Dugaan Keracunan MBG di Gubug Grobogan, BGN Evaluasi SPPG Kuwaron
Data sementara dari Dinkes Grobogan total 750 orang dilaporkan terdampak usai mengonsumsi MBG. Sementara 162 orang di antaranya harus menjalani penanganan medis.
Djatmiko mengatakan dari jumlah tersebut, 113 orang harus menjalani rawat inap di sejumlah rumah sakit dan puskesmas, 49 orang lainnya menjalani rawat jalan serta observasi oleh tenaga kesehatan.
“Sebagian besar pasien datang dengan keluhan mual, muntah, pusing, dan diare. Saat ini seluruh pasien sudah mendapatkan penanganan medis sesuai standar,” terangnya.
Berdasarkan rekapitulasi Dinkes, pasien rawat inap tersebar di berbagai fasilitas layanan kesehatan. Sebanyak 47 orang dirawat di RSUD Ki Ageng Getas Pendowo, 29 orang di RSUD R. Soedjati Purwodadi.
Kemudian sisanya dirawat di Puskesmas Karangrayung 1, Puskesmas Kedungjati, Puskesmas Gubug 1, Puskesmas Toroh 1, Puskesmas Klambu, Puskesmas Grobogan, Puskesmas Godong 1, serta satu pasien di RS Permata Bunda. Total keseluruhan pasien rawat inap tercatat 113 orang.
Ia memastikan mayoritas pasien saat ini mulai membaik, meski masih dalam pemantauan intensif tenaga kesehatan, terutama pada pasien anak-anak.
“Tidak ada laporan pasien dengan kondisi kritis. Namun kami tetap melakukan observasi ketat untuk memastikan pemulihan berjalan optimal,” jelasnya.
Hingga Minggu, 11 Januari 2026 pagi, Dinkes Grobogan mencatat 79 orang masih menjalani perawatan di sejumlah fasilitas kesehatan.
“Data ini bersifat dinamis. Ada pasien yang sudah dipulangkan karena kondisinya membaik, namun juga ada potensi penambahan. Data akan kami perbarui setiap 12 jam,” ujarnya.
Selain penanganan medis, Dinas Kesehatan Kabupaten Grobogan bersama lintas sektor telah melakukan penyelidikan epidemiologi untuk memastikan penyebab pasti kejadian tersebut.

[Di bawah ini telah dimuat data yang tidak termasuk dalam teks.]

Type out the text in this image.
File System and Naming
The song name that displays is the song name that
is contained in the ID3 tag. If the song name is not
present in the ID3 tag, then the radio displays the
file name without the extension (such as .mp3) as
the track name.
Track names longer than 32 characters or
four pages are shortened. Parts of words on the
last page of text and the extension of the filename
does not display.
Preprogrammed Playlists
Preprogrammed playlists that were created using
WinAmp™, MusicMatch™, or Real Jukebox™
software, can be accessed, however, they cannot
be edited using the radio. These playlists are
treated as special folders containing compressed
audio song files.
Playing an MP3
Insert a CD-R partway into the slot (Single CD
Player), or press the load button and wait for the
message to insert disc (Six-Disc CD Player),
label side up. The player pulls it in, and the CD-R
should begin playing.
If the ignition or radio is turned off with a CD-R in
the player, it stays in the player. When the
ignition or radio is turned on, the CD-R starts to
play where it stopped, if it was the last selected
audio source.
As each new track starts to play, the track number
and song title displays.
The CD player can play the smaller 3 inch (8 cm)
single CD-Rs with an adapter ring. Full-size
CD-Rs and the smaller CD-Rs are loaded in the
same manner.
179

Tim kesehatan telah mengambil sampel makanan MBG, air, serta melakukan pemeriksaan terhadap proses pengolahan dan distribusi makanan.
Sementara itu, Pemerintah Kabupaten Grobogan memastikan penanganan korban menjadi prioritas utama. Pemerintah dan Badan Gizi Nasional (BGN) juga melakukan evaluasi menyeluruh terhadap pelaksanaan program MBG di wilayah terdampak.
Penyesuaian distribusi MBG juga dilakukan sambil menunggu hasil investigasi lanjutan guna mencegah kejadian serupa terulang.